We can show standing waves with Melde’s Apparatus.

If we start the frequency of the vibration at a low level, increasing it slowly, we see little of significance until at a certain value, a single large vibration loop is seen.  This is due to resonance and is called the fundamental frequency or the first harmonic.  The second harmonic has two vibration loops. It is twice the fundamental frequency.

The frequency at which resonance happens depends on:

• The tension

• The length

• The mass per unit length (how thick the string is).

We can also have longitudinal standing waves, which we can show with a Kundst tube.  

We should note that:

• The wave is longitudinal so that all the particles vibrate parallel to the tube.

• The amplitude is at a maximum at the open end of the tube, so there must be an antinode.

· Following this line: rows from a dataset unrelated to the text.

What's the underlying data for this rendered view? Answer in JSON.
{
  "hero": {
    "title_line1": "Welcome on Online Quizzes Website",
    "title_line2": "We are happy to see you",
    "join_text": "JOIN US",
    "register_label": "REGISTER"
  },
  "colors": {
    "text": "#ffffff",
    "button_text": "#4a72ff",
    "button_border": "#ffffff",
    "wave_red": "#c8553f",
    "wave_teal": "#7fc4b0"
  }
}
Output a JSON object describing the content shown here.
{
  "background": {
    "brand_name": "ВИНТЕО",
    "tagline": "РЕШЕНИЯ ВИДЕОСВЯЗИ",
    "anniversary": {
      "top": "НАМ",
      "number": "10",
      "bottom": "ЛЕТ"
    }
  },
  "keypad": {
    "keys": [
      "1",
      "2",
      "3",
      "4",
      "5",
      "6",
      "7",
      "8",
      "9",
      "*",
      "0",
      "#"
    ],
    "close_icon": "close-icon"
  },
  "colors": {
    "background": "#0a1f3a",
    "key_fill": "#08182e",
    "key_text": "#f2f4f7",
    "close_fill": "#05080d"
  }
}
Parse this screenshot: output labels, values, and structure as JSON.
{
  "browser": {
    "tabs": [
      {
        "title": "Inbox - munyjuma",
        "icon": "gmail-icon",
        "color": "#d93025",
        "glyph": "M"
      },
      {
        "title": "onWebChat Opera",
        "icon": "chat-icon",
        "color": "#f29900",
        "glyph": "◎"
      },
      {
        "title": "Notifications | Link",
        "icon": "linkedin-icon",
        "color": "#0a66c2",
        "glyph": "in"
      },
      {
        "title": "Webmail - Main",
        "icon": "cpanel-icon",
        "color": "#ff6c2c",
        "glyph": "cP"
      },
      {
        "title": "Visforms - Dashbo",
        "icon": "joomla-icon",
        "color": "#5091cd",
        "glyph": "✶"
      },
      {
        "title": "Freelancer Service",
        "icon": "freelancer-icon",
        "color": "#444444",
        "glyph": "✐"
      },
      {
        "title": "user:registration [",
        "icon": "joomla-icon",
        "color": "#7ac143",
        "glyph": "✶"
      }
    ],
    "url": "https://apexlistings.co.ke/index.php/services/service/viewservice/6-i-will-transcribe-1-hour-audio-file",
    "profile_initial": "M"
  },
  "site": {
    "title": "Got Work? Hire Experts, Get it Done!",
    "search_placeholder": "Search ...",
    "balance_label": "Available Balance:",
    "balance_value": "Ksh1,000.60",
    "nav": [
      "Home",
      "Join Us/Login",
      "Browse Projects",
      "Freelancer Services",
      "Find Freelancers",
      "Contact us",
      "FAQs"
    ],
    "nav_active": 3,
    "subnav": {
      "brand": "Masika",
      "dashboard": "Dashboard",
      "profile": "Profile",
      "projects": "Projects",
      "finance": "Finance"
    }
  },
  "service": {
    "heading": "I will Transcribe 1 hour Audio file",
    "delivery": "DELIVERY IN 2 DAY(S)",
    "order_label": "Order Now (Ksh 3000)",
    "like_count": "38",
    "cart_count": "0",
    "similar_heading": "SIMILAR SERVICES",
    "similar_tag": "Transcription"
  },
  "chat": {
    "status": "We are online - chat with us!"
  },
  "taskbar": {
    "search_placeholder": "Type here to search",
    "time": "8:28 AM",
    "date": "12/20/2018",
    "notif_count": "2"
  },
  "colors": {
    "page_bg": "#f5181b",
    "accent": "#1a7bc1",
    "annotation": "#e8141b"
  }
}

• The amplitude at the closed end is zero; there is a node.

• All molecules between nodes vibrate in phase.

• All molecules either side of a node vibrate in antiphase.

• Adjacent nodes are half a wavelength apart.

Since this is ¼ of a wavelength, the organ pipe sounds a note whose wavelength is 4 times its length.  The antinode is formed by air passing a whistle arrangement.

A couple of rules when looking at air columns:

• At the open end, there is always an antinode.

• At the closed end, there is always a node.

This has important implications for wind instruments.  A brass instrument like a trombone has an antinode made by the player pursing his lips and vibrating them (an embouchure).  There is an antinode at the bell of the instrument, and a node half way down.

The fundamental frequency can be changed by altering the length of the tube.  In a trombone, the player moves part of the tube in and out.  A trumpeter changes the length by pressing in valves.

We can set up a standing wave using 3 cm wave apparatus.

We move the probe between the transmitter and the reflector and we detect maximum readings and minimum readings with the probe, which is connected to a microammeter.  The maximum readings coincide with the antinodes; the minimum readings with the nodes.